At this point, if you've bussed the Mid channel to a single fader, you'll now have 3 faders to control your M/S mix - the M channel will be completely mono, the two S faders will be your stereo field (these will completely disappear when monitoring in mono - but don't worry just yet). The more S you add, the wider your mix will be.
- Now, send all three M/S faders to a stereo buss (maintaining left and right for the two S faders) and return on two more grouped faders (panned hard left / right). Send this two-fader group to the 2 Buss (if your aux was pre-fader in step 2, then you can now monitor the L/R mix and the M/S mix separately).
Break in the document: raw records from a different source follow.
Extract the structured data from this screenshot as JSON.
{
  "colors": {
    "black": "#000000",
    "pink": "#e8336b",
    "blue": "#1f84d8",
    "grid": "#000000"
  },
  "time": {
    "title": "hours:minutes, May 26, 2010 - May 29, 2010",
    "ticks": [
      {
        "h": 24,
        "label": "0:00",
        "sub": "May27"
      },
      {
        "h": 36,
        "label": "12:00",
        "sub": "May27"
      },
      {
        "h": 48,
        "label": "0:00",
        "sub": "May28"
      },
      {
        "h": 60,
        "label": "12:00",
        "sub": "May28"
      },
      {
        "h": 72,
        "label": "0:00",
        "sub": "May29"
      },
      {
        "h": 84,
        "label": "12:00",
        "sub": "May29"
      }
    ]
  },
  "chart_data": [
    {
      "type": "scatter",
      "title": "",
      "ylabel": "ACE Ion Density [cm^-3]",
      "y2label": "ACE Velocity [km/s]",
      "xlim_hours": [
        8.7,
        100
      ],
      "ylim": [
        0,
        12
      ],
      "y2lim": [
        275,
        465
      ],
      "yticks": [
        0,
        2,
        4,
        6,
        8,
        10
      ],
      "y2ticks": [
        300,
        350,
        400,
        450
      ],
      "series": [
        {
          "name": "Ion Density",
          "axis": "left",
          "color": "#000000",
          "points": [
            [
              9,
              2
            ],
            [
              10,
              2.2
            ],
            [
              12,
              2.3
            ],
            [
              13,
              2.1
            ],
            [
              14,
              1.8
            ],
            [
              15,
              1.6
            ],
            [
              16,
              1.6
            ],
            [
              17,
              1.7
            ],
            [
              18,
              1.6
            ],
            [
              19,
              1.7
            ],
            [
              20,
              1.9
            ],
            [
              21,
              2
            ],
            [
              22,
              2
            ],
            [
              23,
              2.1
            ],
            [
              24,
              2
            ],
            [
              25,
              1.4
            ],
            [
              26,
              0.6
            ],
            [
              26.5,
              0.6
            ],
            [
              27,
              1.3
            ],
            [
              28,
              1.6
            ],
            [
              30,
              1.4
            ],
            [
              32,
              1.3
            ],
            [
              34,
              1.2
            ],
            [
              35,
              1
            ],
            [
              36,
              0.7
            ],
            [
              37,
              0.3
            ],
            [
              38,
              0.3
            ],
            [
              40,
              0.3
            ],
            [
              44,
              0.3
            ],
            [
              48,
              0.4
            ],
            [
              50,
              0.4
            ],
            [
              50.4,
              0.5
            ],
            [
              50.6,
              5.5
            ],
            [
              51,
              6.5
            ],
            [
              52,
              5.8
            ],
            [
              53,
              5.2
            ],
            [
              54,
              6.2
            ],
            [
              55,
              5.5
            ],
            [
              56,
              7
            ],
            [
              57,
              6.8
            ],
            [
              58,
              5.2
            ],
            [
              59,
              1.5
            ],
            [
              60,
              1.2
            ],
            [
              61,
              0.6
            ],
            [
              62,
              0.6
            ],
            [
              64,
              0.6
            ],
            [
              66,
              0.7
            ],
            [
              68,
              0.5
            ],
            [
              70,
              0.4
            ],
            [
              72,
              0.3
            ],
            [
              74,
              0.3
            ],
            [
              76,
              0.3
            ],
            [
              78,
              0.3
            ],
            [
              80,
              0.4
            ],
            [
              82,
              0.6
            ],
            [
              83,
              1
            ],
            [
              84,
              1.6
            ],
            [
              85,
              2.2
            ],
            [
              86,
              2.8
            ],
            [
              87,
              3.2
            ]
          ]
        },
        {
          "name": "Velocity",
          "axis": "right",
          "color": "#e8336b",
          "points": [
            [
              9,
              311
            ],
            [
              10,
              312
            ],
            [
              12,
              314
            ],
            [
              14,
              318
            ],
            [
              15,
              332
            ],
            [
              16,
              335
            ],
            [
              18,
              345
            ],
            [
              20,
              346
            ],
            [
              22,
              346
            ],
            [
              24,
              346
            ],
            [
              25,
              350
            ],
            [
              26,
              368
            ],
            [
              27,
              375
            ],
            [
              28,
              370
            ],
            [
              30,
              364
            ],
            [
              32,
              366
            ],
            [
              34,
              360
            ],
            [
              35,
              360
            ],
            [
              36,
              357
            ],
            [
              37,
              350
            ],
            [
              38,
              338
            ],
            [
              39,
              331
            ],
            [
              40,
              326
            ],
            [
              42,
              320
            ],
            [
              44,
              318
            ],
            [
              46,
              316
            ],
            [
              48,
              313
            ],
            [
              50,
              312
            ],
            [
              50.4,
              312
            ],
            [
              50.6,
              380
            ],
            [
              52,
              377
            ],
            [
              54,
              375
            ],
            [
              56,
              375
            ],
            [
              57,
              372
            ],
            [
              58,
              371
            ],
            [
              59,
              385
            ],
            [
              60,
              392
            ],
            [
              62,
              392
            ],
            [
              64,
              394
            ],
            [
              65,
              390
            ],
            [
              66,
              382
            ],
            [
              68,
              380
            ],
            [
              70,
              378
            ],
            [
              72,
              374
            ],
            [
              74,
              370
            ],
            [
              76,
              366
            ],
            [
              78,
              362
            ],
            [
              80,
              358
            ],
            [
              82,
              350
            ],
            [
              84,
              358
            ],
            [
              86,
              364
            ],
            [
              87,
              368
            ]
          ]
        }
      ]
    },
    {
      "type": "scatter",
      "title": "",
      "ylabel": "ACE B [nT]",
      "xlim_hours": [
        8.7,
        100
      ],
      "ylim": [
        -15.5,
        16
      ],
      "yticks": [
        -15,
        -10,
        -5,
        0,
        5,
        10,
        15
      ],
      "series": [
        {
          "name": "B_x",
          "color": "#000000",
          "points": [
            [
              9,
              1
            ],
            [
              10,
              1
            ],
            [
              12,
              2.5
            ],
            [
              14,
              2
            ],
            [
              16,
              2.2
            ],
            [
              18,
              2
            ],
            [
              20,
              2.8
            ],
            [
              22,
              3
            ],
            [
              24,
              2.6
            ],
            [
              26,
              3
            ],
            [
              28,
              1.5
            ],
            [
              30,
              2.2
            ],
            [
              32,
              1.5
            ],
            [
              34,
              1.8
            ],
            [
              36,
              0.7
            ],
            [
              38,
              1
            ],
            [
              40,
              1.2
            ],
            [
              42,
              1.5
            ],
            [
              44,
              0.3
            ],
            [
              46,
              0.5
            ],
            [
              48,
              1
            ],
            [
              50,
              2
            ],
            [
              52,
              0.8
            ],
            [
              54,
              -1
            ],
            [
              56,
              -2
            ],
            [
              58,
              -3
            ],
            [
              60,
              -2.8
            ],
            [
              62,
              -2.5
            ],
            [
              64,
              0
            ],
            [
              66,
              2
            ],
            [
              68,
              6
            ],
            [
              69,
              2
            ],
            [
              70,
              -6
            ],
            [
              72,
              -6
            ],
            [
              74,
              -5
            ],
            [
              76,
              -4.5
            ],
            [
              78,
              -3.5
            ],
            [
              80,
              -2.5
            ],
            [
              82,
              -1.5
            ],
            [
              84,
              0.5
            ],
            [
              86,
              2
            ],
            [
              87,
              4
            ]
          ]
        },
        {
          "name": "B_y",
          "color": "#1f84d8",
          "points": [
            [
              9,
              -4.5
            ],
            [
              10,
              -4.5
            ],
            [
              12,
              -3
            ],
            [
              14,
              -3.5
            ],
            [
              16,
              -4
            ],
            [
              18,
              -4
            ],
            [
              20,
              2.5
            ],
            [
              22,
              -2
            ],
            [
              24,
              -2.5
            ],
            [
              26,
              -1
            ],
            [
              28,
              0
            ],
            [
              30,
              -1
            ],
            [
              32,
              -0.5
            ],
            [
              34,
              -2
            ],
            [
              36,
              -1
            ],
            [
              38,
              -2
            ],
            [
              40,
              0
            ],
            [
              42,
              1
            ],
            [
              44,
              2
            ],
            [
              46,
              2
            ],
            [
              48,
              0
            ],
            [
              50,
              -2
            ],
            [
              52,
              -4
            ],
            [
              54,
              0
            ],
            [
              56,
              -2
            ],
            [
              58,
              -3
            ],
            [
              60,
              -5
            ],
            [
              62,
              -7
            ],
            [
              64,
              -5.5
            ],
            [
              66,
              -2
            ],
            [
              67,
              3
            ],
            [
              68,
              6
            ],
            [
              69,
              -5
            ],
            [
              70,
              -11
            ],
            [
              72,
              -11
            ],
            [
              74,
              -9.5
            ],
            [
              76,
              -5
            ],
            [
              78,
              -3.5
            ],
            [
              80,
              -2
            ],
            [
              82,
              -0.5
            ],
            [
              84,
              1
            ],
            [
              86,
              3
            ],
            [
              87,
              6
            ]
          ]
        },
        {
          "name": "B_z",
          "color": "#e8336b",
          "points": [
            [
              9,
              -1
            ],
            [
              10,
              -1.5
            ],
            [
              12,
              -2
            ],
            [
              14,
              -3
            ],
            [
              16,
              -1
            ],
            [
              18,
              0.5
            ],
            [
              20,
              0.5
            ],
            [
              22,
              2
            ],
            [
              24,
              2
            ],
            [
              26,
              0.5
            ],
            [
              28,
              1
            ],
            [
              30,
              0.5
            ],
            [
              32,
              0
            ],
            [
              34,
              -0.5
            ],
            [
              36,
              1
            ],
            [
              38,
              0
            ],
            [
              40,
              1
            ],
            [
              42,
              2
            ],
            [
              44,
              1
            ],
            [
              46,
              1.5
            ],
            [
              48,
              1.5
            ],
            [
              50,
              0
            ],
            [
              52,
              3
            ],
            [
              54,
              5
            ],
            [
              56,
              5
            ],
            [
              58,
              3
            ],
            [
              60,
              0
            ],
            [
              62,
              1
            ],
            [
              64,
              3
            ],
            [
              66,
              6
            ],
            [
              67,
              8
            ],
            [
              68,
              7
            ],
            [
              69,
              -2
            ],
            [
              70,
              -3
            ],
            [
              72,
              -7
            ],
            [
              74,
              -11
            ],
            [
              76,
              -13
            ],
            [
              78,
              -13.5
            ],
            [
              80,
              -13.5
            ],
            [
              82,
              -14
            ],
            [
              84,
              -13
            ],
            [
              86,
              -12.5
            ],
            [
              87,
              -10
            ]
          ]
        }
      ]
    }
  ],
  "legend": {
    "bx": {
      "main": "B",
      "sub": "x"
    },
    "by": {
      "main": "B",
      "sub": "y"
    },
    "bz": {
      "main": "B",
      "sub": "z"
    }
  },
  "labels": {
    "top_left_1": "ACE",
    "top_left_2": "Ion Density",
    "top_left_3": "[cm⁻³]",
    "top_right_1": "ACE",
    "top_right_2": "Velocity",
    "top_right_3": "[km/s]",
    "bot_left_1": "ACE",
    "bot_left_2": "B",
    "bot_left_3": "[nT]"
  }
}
- Patch another stereo aux on the M/S stereo fader group we just created to send to yet another set of faders. Group the new faders, but this time pan them opposite of the previous M/S group (right / left), and invert polarity on BOTH channels. Keep the faders all the way down on this group, because we're about to create a feedback loop...
- Set the output of this "inverted phase / pan" group back to the buss that's feeding the previous "non-inverted" M/S stereo group.
At this point, you should monitor your M/S mix ONLY at low levels and slowly feed the "inverted" M/S back through - you'll hear when the feedback is too much, because it will start to ring. Back it off a bit. You'll also notice your stereo image can be thrown extremely wide by using this technique. Remember also that any level changes before this point will affect the signal, so use caution when increasing levels in the rest of the chain.
All that's left now is to adjust to taste (don't forget the three M/S faders being fed by the original stereo mix*). Mix back in with the original signal, and you can get some pretty spacious results. A little goes a long way, so don't overdo it.
* = You can go even further with this by patching in a graphic EQ on the mono M and S channels created in steps 3-5. Whatever EQ additions or subtractions you make on the M channel, you should make the opposite changes on the S channel (in our scenario, you'd need 3 mono EQ's total). Best results if used sparringly and not past 600 Hz. This is a stereo-shuffling technique, sometimes used to make true mono recordings sound stereo.